For a while in my twenties this desire cooled down. I grew selfish. I realized that my parents had been amazingly selfless and I felt it wouldn’t be fair to a child for me to be its mother until I was ready to be that way too. I wasn’t sure I would ever be ready. I worried about the changes being pregnant would bring to my body. Would I become unlovable because my feet got bigger? (A concern that vanished once I met a man who loves me no matter what I look like and is not less attracted to me if I gain thirty pounds or don’t shave my legs for weeks).

But then my close friend, who had wanted to be a mother even more than I did, who never wavered in her desire for her children, died childless. It reignited my passion for babies and for the four years since then the desire for a child has burned through every vein of my body every day. I was dating someone, but the time wasn’t right. I tried to push off this desire by knitting baby things and making a detailed spreadsheet of things I needed to accomplish before I had a baby: a certain amount in savings, certain patterns knitted, learn Hindi. I gathered baby books and toys when I saw them. Then I stopped dating the guy. And I realized that I needed to be alone for a while and learn more about myself without the pressure to be the perfect woman, a mold that I kept trying to squeeze into and could never fit.

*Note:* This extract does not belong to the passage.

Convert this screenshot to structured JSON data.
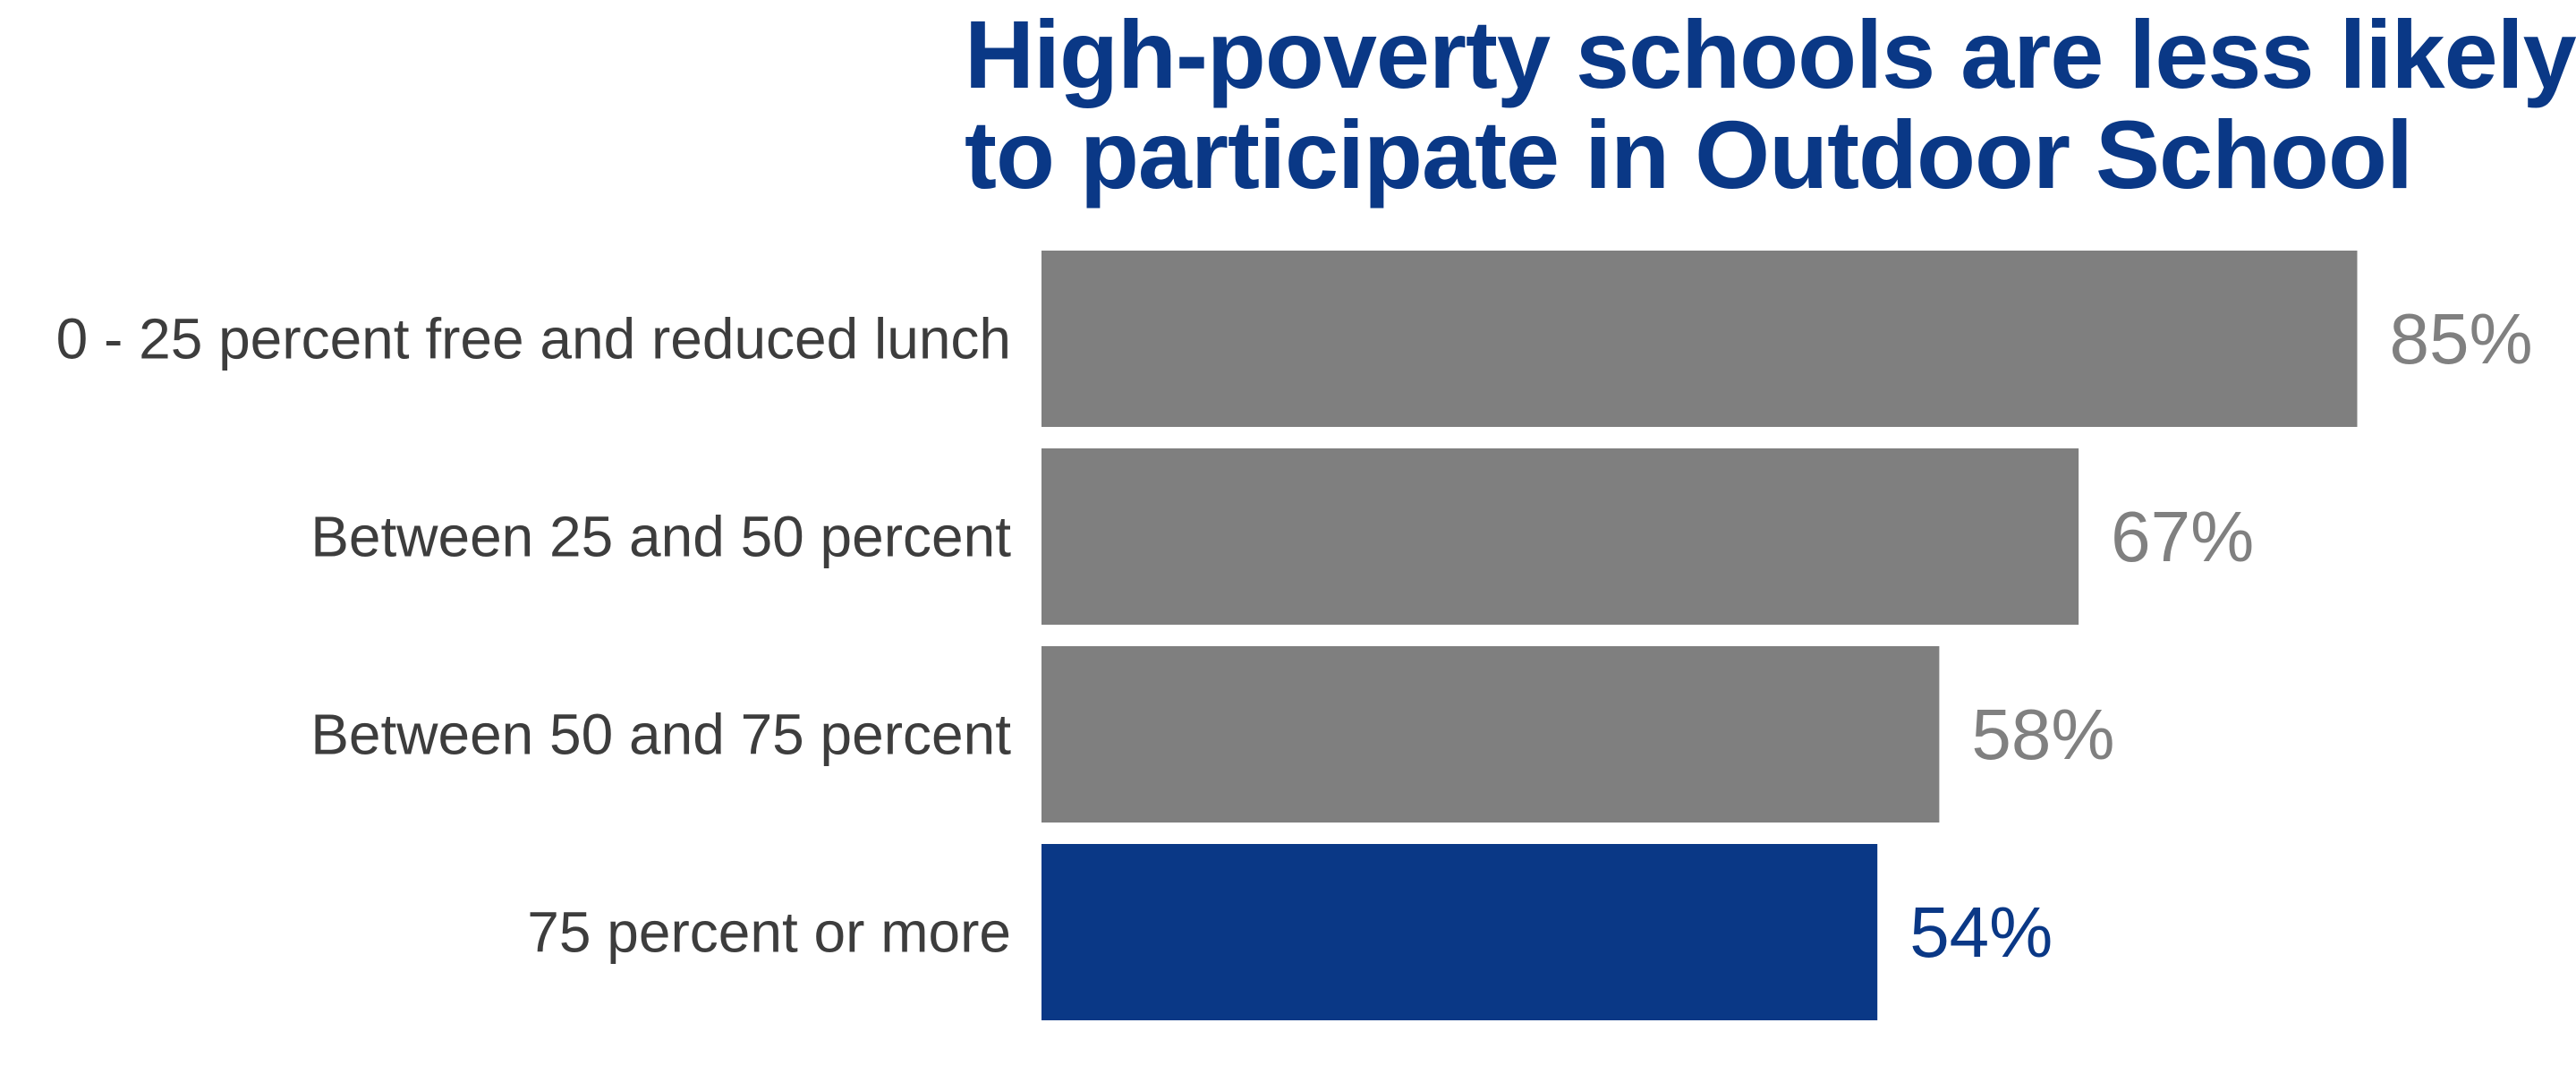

I wasn’t sure I would ever be in a relationship again. After a while of that, I looked into the Single Motherhood By Choice movement. I wondered and considered whether I could have a child on my own (with plenty of support from a close network of wonderful friends, including my ex!) But I decided that I don’t have what it takes to care for a child alone (I admire those who do!). Once again I pushed back against my intense biological drive.

Another very close friend decided she was ready to start her family with her husband of five years. Being someone who struggles with envy, it was very hard for me when she got married and it is equally hard to see her going through pregnancy, child birth, and having a baby when I want those things too. Which is not to say that I don’t adore her daughter and love hanging out with them. Emotions are complicated and sometimes a little contradictory.

When I marry in a few weeks I will be 31 years old. I have waited many years to have a child and that dream is finally in the realm of possibility. At last. At last. I know that everything happens in its time and that I had some sanskara to work off before I could be ready for this. But I am ready and Brad is ready. Seeing him with the children of our friends and our family warms my heart. He delights in them. We come home and both say to each other, “I want that.”

You will be with us as we navigate these new waters. When there is heartbreak, I will share it with you. I will share my worries, my fears, and my joys. A long-awaited chapter begins!